In December 2020, the Gujarat Urja Vikas Nigam Limited (GUVNL) auctioned 500 MW of solar projects and it has set a new record of Rs 1.99 per kWh with the NTPC getting 200 MW, Torrent Power getting 100 MW, Saudi Arabia’s Al Jomaiah Energy and Water Co getting 80 MW, and Aditya Renewables getting the balance 120 MW using the bucket filling method. This is the lowest discovered solar tariff in India to-date and comes on top of the already discovered low tariff of Rs 2 per kWh in November 2020 when the federal government owned Solar Energy Corporation of India (SECI) tendered 1,070 MW in Rajasthan. The successful solar transaction is important in many ways and shows that the private sector, including foreign investors, would bid for well-developed projects with demand risk mitigation in the form of Power Purchase Agreements with credible buyers, notwithstanding Covid-19, because by its very nature, infrastructure investment is a long-term game. The coming of age of solar power also sidesteps the traditional trade-off between economic growth and sustainable development, and is crucial for the country to meet its voluntary Nationally Determined Contributions as part of its Paris Accord obligations.

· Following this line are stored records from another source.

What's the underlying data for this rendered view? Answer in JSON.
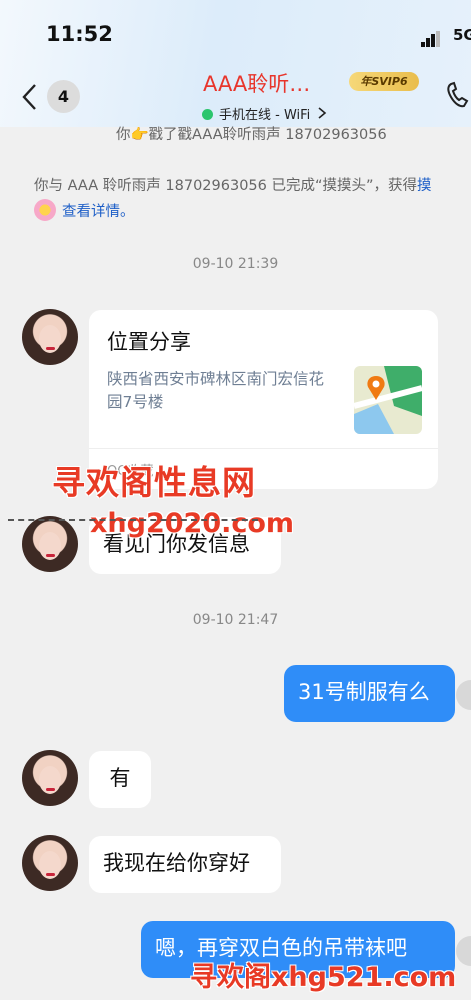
{
  "status_bar": {
    "time": "11:52",
    "network": "5G"
  },
  "header": {
    "unread_count": "4",
    "title": "AAA聆听…",
    "vip_badge": "年SVIP6",
    "online_status": "手机在线 - WiFi",
    "back_icon": "back-chevron-icon",
    "call_icon": "phone-icon"
  },
  "messages": {
    "poke_notice": "你👉戳了戳AAA聆听雨声 18702963056",
    "poke_done_notice": "你与 AAA 聆听雨声 18702963056 已完成“摸摸头”，获得",
    "poke_done_tail": "摸",
    "details_link": "查看详情。",
    "timestamp_1": "09-10 21:39",
    "location_card": {
      "title": "位置分享",
      "address": "陕西省西安市碑林区南门宏信花园7号楼",
      "footer": "QQ收藏"
    },
    "msg_see_door": "看见门你发信息",
    "timestamp_2": "09-10 21:47",
    "msg_uniform": "31号制服有么",
    "msg_yes": "有",
    "msg_dressing": "我现在给你穿好",
    "msg_stockings": "嗯，再穿双白色的吊带袜吧"
  },
  "watermarks": {
    "top_title": "寻欢阁性息网",
    "top_url": "xhg2020.com",
    "bottom": "寻欢阁xhg521.com"
  },
  "colors": {
    "accent_blue": "#2f8df8",
    "title_red": "#e8352b",
    "watermark_red": "#e83a25"
  }
}
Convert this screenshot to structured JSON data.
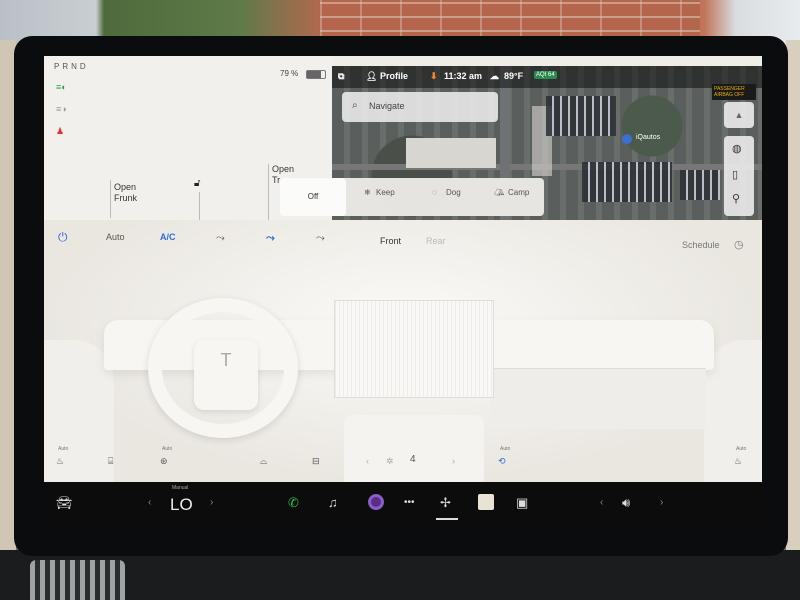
{
  "status": {
    "gear": "PRND",
    "battery_percent": "79 %",
    "battery_level": 0.79,
    "icons": [
      "headlights-icon",
      "auto-lights-icon",
      "seatbelt-warning-icon"
    ]
  },
  "car_status": {
    "frunk": "Open\nFrunk",
    "trunk": "Open\nTr"
  },
  "map_header": {
    "profile": "Profile",
    "time": "11:32 am",
    "temperature": "89°F",
    "aqi": "AQI 64",
    "airbag": "PASSENGER AIRBAG OFF"
  },
  "search": {
    "placeholder": "Navigate"
  },
  "map": {
    "poi_label": "iQautos"
  },
  "modes": {
    "off": "Off",
    "keep": "Keep",
    "dog": "Dog",
    "camp": "Camp"
  },
  "climate": {
    "auto": "Auto",
    "ac": "A/C",
    "front": "Front",
    "rear": "Rear",
    "schedule": "Schedule",
    "auto_small": "Auto",
    "fan_speed": "4"
  },
  "taskbar": {
    "mode": "Manual",
    "temp": "LO"
  },
  "colors": {
    "accent": "#2c6bd8",
    "phone": "#29c24a"
  }
}
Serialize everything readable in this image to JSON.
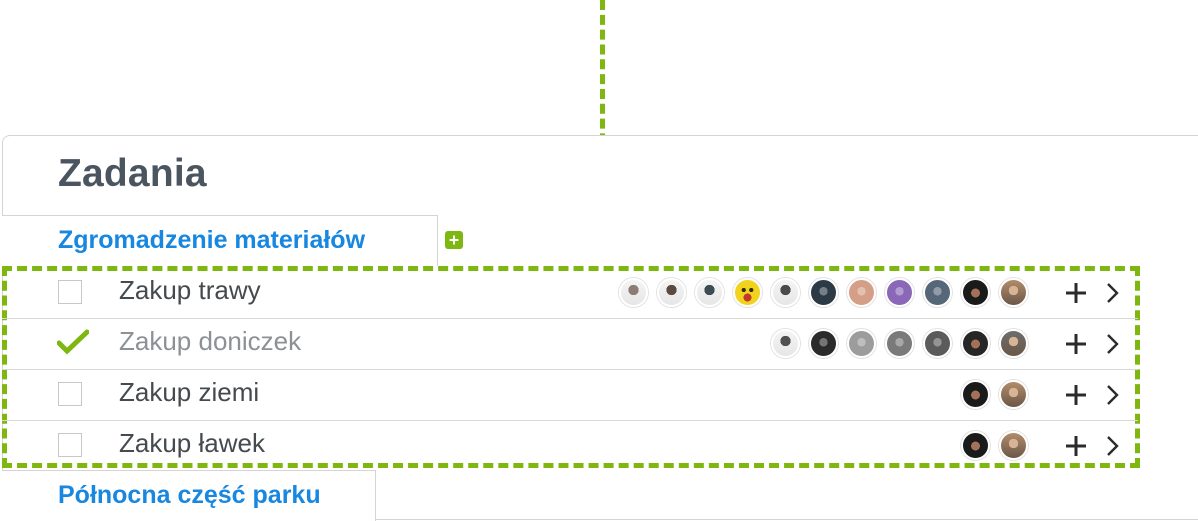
{
  "page": {
    "title": "Zadania"
  },
  "groups": [
    {
      "label": "Zgromadzenie materiałów"
    },
    {
      "label": "Północna część parku"
    }
  ],
  "icons": {
    "add_group": "plus-square-icon",
    "add_member": "plus-icon",
    "open": "chevron-right-icon",
    "check": "checkmark-icon"
  },
  "colors": {
    "accent_green": "#7db70f",
    "link_blue": "#1787e0",
    "heading": "#4a5560",
    "text": "#454a4e",
    "done_text": "#8c9196"
  },
  "tasks": [
    {
      "label": "Zakup trawy",
      "checked": false,
      "avatars": [
        {
          "name": "member-avatar",
          "tone": "#8b7d74",
          "style": "photo-light-bg"
        },
        {
          "name": "member-avatar",
          "tone": "#5a4a3f",
          "style": "photo-light-bg"
        },
        {
          "name": "member-avatar",
          "tone": "#3d4b52",
          "style": "photo-light-bg"
        },
        {
          "name": "member-avatar",
          "tone": "#f1d31e",
          "style": "emoji-face"
        },
        {
          "name": "member-avatar",
          "tone": "#4a4a4a",
          "style": "photo-light-bg"
        },
        {
          "name": "member-avatar",
          "tone": "#2b3a45",
          "style": "photo-dark"
        },
        {
          "name": "member-avatar",
          "tone": "#d59f87",
          "style": "photo-light"
        },
        {
          "name": "member-avatar",
          "tone": "#8a67b7",
          "style": "photo-purple"
        },
        {
          "name": "member-avatar",
          "tone": "#56677a",
          "style": "photo-dark"
        },
        {
          "name": "member-avatar",
          "tone": "#1a1a1a",
          "style": "photo-dark-hair"
        },
        {
          "name": "member-avatar",
          "tone": "#b28c6a",
          "style": "photo-beard"
        }
      ]
    },
    {
      "label": "Zakup doniczek",
      "checked": true,
      "avatars": [
        {
          "name": "member-avatar",
          "tone": "#505050",
          "style": "photo-light-bg"
        },
        {
          "name": "member-avatar",
          "tone": "#2a2a2a",
          "style": "photo-dark"
        },
        {
          "name": "member-avatar",
          "tone": "#9c9c9c",
          "style": "photo-light"
        },
        {
          "name": "member-avatar",
          "tone": "#7a7a7a",
          "style": "photo-light"
        },
        {
          "name": "member-avatar",
          "tone": "#5b5b5b",
          "style": "photo-dark"
        },
        {
          "name": "member-avatar",
          "tone": "#262626",
          "style": "photo-dark-hair"
        },
        {
          "name": "member-avatar",
          "tone": "#6d6d6d",
          "style": "photo-beard"
        }
      ]
    },
    {
      "label": "Zakup ziemi",
      "checked": false,
      "avatars": [
        {
          "name": "member-avatar",
          "tone": "#1a1a1a",
          "style": "photo-dark-hair"
        },
        {
          "name": "member-avatar",
          "tone": "#b28c6a",
          "style": "photo-beard"
        }
      ]
    },
    {
      "label": "Zakup ławek",
      "checked": false,
      "avatars": [
        {
          "name": "member-avatar",
          "tone": "#1a1a1a",
          "style": "photo-dark-hair"
        },
        {
          "name": "member-avatar",
          "tone": "#b28c6a",
          "style": "photo-beard"
        }
      ]
    }
  ]
}
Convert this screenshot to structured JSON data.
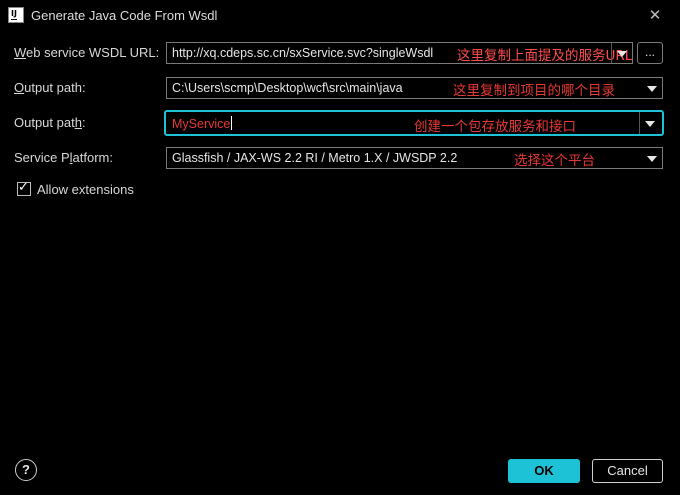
{
  "window": {
    "title": "Generate Java Code From Wsdl",
    "close_symbol": "✕"
  },
  "fields": [
    {
      "label_accel": "W",
      "label_rest": "eb service WSDL URL:",
      "value": "http://xq.cdeps.sc.cn/sxService.svc?singleWsdl",
      "note": "这里复制上面提及的服务URL",
      "browse_label": "..."
    },
    {
      "label_accel": "O",
      "label_rest": "utput path:",
      "value": "C:\\Users\\scmp\\Desktop\\wcf\\src\\main\\java",
      "note": "这里复制到项目的哪个目录"
    },
    {
      "label_pre": "Output pat",
      "label_accel": "h",
      "label_post": ":",
      "value": "MyService",
      "note": "创建一个包存放服务和接口"
    },
    {
      "label_pre": "Service P",
      "label_accel": "l",
      "label_post": "atform:",
      "value": "Glassfish / JAX-WS 2.2 RI / Metro 1.X / JWSDP 2.2",
      "note": "选择这个平台"
    }
  ],
  "allow_extensions": {
    "label": "Allow extensions",
    "checked": true
  },
  "footer": {
    "help": "?",
    "ok": "OK",
    "cancel": "Cancel"
  },
  "colors": {
    "accent": "#1dc2d6",
    "note": "#e53935",
    "background": "#000000"
  }
}
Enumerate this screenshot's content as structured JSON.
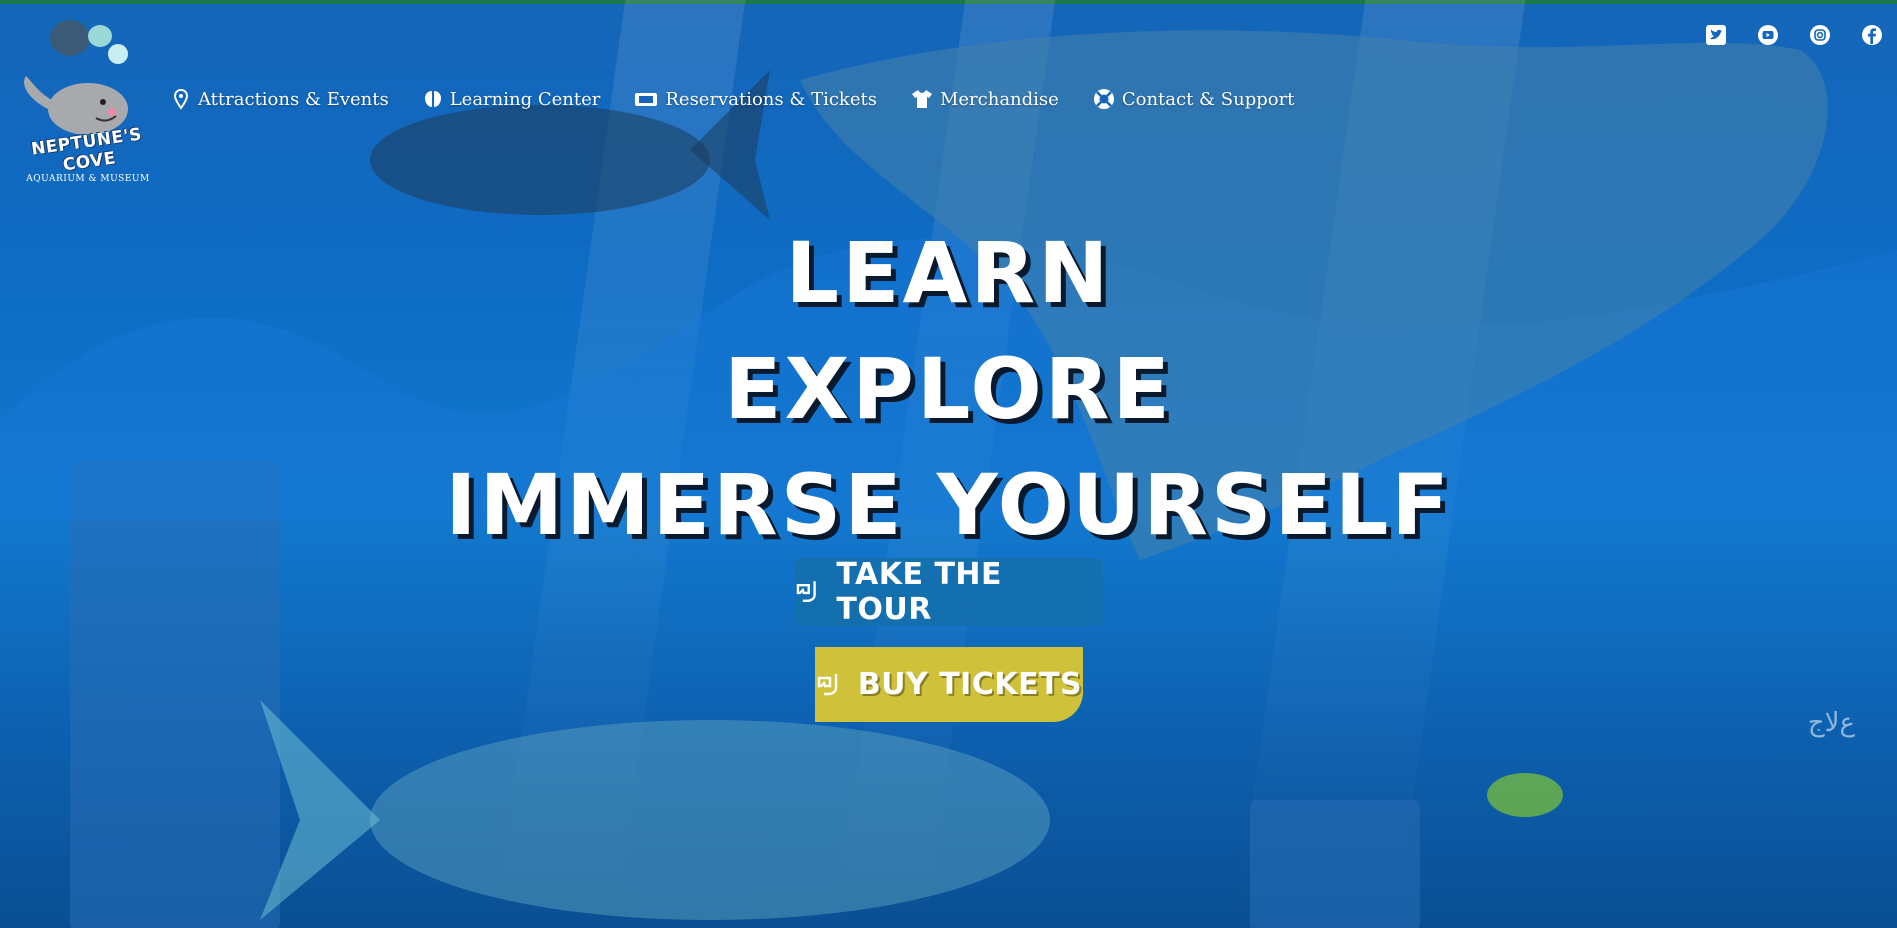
{
  "colors": {
    "top_strip": "#1b7a4a",
    "water": "#0e6cc4",
    "buy_button": "#cfc23a",
    "tour_button": "#146eaa",
    "text": "#ffffff"
  },
  "brand": {
    "name": "NEPTUNE'S COVE",
    "subtitle": "AQUARIUM & MUSEUM",
    "logo_icon": "whale-logo"
  },
  "nav": {
    "items": [
      {
        "label": "Attractions & Events",
        "icon": "map-pin-icon"
      },
      {
        "label": "Learning Center",
        "icon": "brain-icon"
      },
      {
        "label": "Reservations & Tickets",
        "icon": "ticket-icon"
      },
      {
        "label": "Merchandise",
        "icon": "tshirt-icon"
      },
      {
        "label": "Contact & Support",
        "icon": "life-ring-icon"
      }
    ]
  },
  "social": [
    "twitter-icon",
    "youtube-icon",
    "instagram-icon",
    "facebook-icon"
  ],
  "hero": {
    "lines": [
      "LEARN",
      "EXPLORE",
      "IMMERSE YOURSELF"
    ],
    "tour_button": "TAKE THE TOUR",
    "tickets_button": "BUY TICKETS",
    "button_icon": "snorkel-mask-icon"
  },
  "watermark": "ﻉﻻﺝ"
}
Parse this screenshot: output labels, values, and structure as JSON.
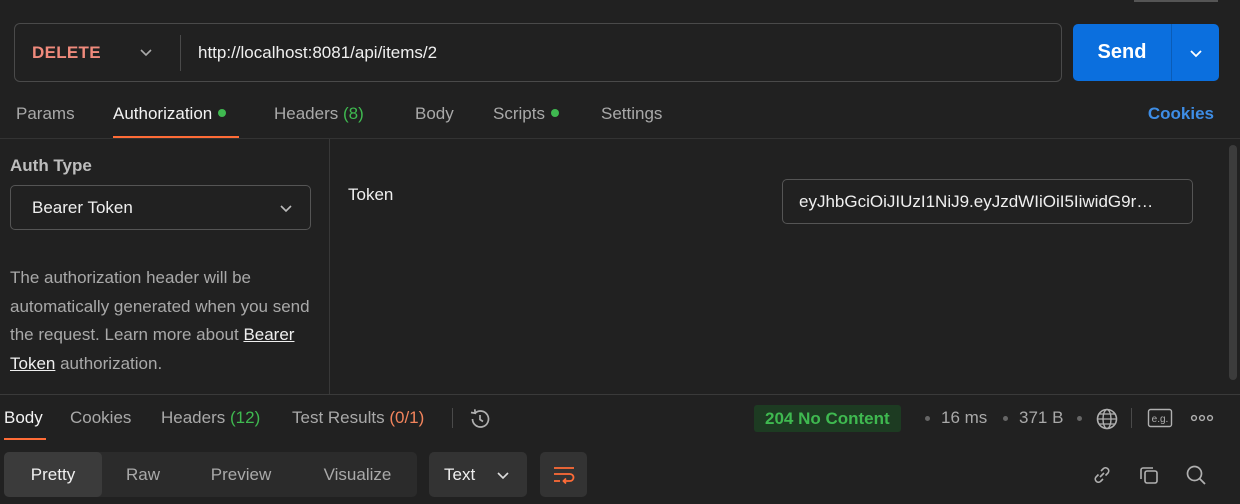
{
  "request": {
    "method": "DELETE",
    "url": "http://localhost:8081/api/items/2",
    "send_label": "Send"
  },
  "request_tabs": {
    "params": "Params",
    "authorization": "Authorization",
    "headers": "Headers",
    "headers_count": "(8)",
    "body": "Body",
    "scripts": "Scripts",
    "settings": "Settings",
    "cookies": "Cookies"
  },
  "auth": {
    "type_label": "Auth Type",
    "type_value": "Bearer Token",
    "description_prefix": "The authorization header will be automatically generated when you send the request. Learn more about ",
    "description_link": "Bearer Token",
    "description_suffix": " authorization.",
    "token_label": "Token",
    "token_value": "eyJhbGciOiJIUzI1NiJ9.eyJzdWIiOiI5IiwidG9r…"
  },
  "response_tabs": {
    "body": "Body",
    "cookies": "Cookies",
    "headers": "Headers",
    "headers_count": "(12)",
    "test_results": "Test Results",
    "test_results_count": "(0/1)"
  },
  "response_meta": {
    "status": "204 No Content",
    "time": "16 ms",
    "size": "371 B",
    "eg_label": "e.g."
  },
  "response_view": {
    "modes": [
      "Pretty",
      "Raw",
      "Preview",
      "Visualize"
    ],
    "format": "Text"
  },
  "colors": {
    "accent": "#ff6c37",
    "send": "#0b6fde",
    "method_delete": "#f08a7c",
    "success": "#3fb950",
    "link": "#3e8de5"
  },
  "icons": [
    "chevron-down-icon",
    "history-icon",
    "globe-icon",
    "example-icon",
    "more-icon",
    "wrap-lines-icon",
    "link-icon",
    "copy-icon",
    "search-icon"
  ]
}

Finally, among the most noteworthy and largely unsung success stories is the Delhi Power Distribution public-private partnership, through which the responsibility for power distribution in most of Delhi was transferred to the private sector (Reliance and Tata) in 2002. This successful state initiative in a very demanding sector (power distribution is one of the most difficult sectors for the private sector to get into because of low tariffs—there is a loss of Rs 0.72 per unit of power sold in the country—and associated political sensitivity of any move to make the tariffs cost-reflective) compares with the best in the world (Katharina Gassner et al, 2007).

A before-after analysis bears this out. Before 2002, there were high aggregate, technical & commercial losses (over 50%) contributed largely by electricity theft, uncollected revenue, and technical losses, leading to shortage of power, unscheduled blackouts and high Delhi Vidyut Board (the predecessor state-owned entity) losses. These losses were Rs 1,192 crore in 2001-02 (on the eve of privatisation) and were growing at an average of Rs 50 crore per annum.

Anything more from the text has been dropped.